Wstyd tak nazwać artykuł . Ojciec pijany . 1promil . A może wracali z grila i ojciec wypił dwa piwa. A matka nic żeby któryś z rodziców był trzeźwy. A brukowiec musi dac tytuł pod publikę. Wstyd….
Tytuł artykułu bardzo adekwatny do sytuacji? Czy szanowny pan redaktor w ogóle był na miejscu zdarzenia aby oceniać stan trzeźwości ojca dziecka. Od tego są odpowiednie służby. Łatwo jest nie znając faktów i rodziny oceniać zachowanie i stan trzeźwości ojca, który dla wiadomości PANA REDAKTORA I WSZYSTKICH CZYTAJĄCYCH ten artykuł jest czułym i kochającym swoje dzieci ojcem, który przekłada ich dobro i bezpieczeństwo ponad swoje.

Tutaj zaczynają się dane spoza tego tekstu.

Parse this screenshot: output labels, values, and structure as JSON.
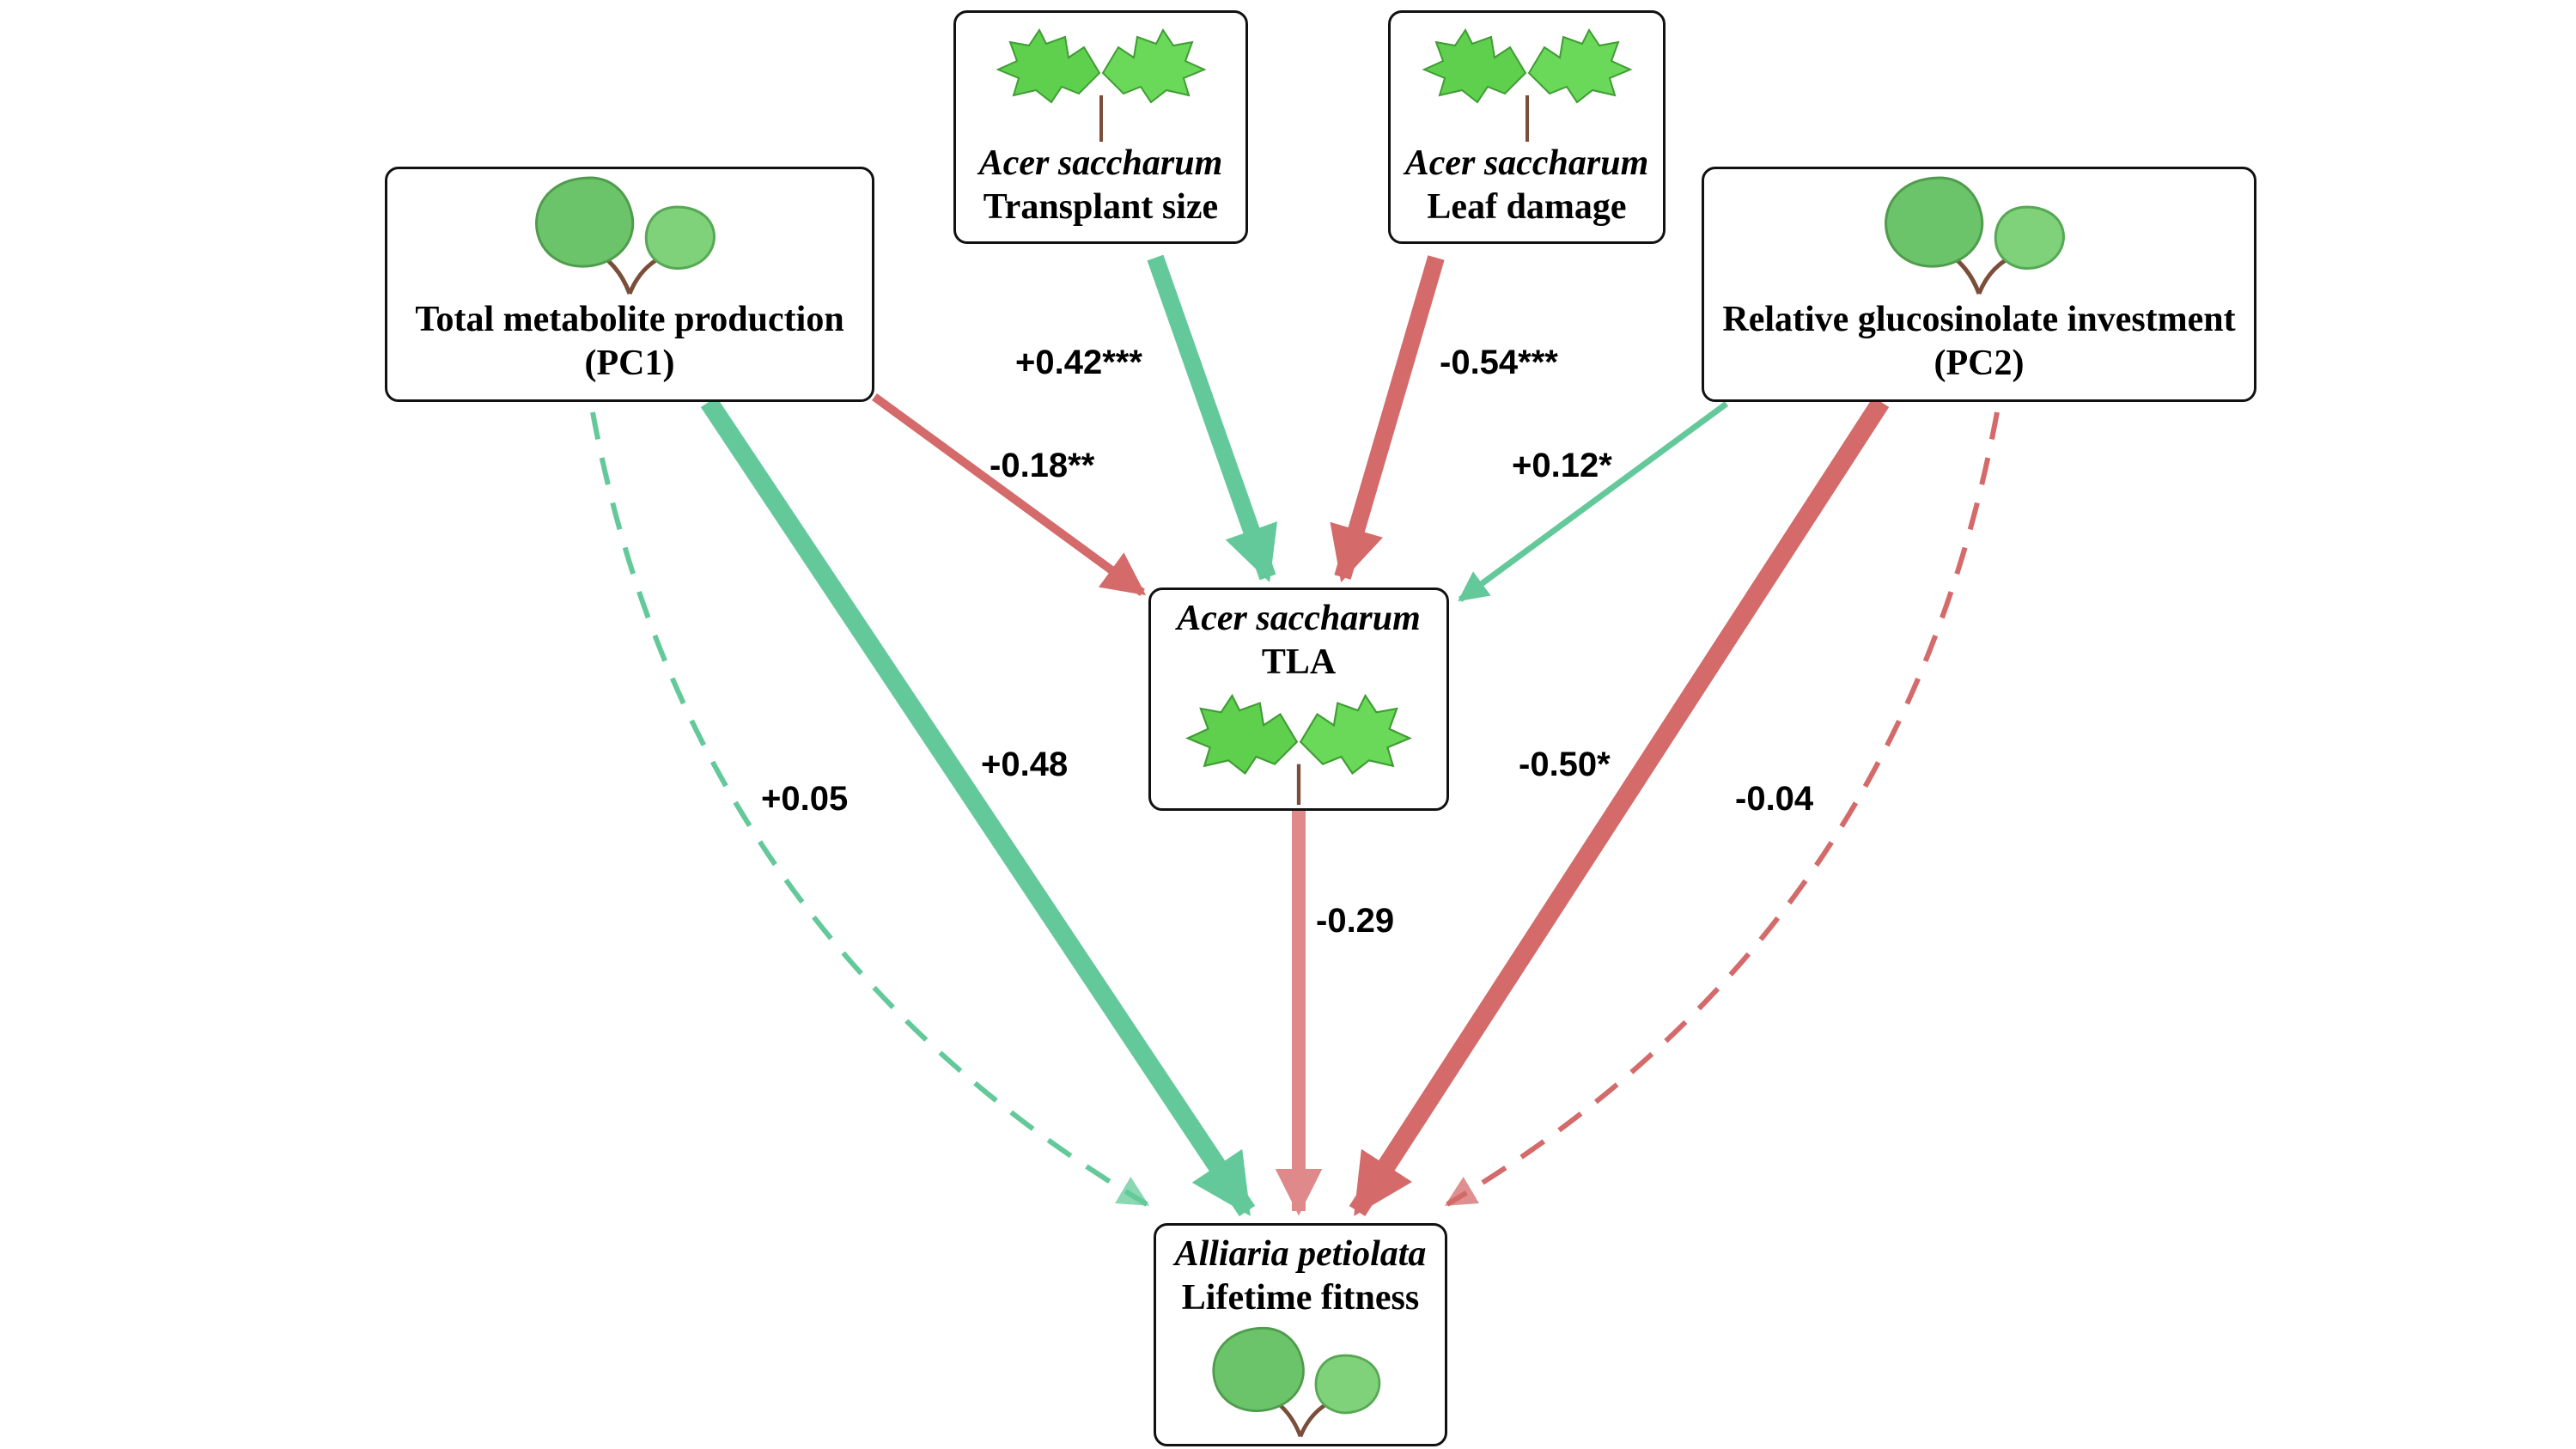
{
  "colors": {
    "positive": "#64c99a",
    "negative": "#d46a6a",
    "negative_light": "#e0898a",
    "border": "#111111"
  },
  "icons": {
    "garlic_mustard": "garlic-mustard-leaves-icon",
    "maple": "sugar-maple-seedling-icon"
  },
  "nodes": {
    "total_metabolite": {
      "line1": "Total metabolite production",
      "line2": "(PC1)"
    },
    "relative_glucosinolate": {
      "line1": "Relative glucosinolate investment",
      "line2": "(PC2)"
    },
    "transplant_size": {
      "species": "Acer saccharum",
      "line2": "Transplant size"
    },
    "leaf_damage": {
      "species": "Acer saccharum",
      "line2": "Leaf damage"
    },
    "tla": {
      "species": "Acer saccharum",
      "line2": "TLA"
    },
    "fitness": {
      "species": "Alliaria petiolata",
      "line2": "Lifetime fitness"
    }
  },
  "edges": [
    {
      "id": "ts_tla",
      "label": "+0.42***",
      "sign": "positive",
      "style": "solid"
    },
    {
      "id": "ld_tla",
      "label": "-0.54***",
      "sign": "negative",
      "style": "solid"
    },
    {
      "id": "tms_tla",
      "label": "-0.18**",
      "sign": "negative",
      "style": "solid"
    },
    {
      "id": "rgi_tla",
      "label": "+0.12*",
      "sign": "positive",
      "style": "solid"
    },
    {
      "id": "tms_fit",
      "label": "+0.48",
      "sign": "positive",
      "style": "solid"
    },
    {
      "id": "tms_fit_dashed",
      "label": "+0.05",
      "sign": "positive",
      "style": "dashed"
    },
    {
      "id": "tla_fit",
      "label": "-0.29",
      "sign": "negative",
      "style": "solid"
    },
    {
      "id": "rgi_fit",
      "label": "-0.50*",
      "sign": "negative",
      "style": "solid"
    },
    {
      "id": "rgi_fit_dashed",
      "label": "-0.04",
      "sign": "negative",
      "style": "dashed"
    }
  ]
}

W rodzinach w których faktycznie jest problem alkoholowy brak jakichkolwiek reakcji a w sytuacji zwykłego nieszczęśliwego wypadku najprościej jest napisać OJCIEC BYŁ PIJANY nie zważając na konsekwencje i cierpienia tej rodziny. Drogi panie Andrzeju na przyszłość proszę lepiej zweryfikować wiadomości zanim się je opublikuje.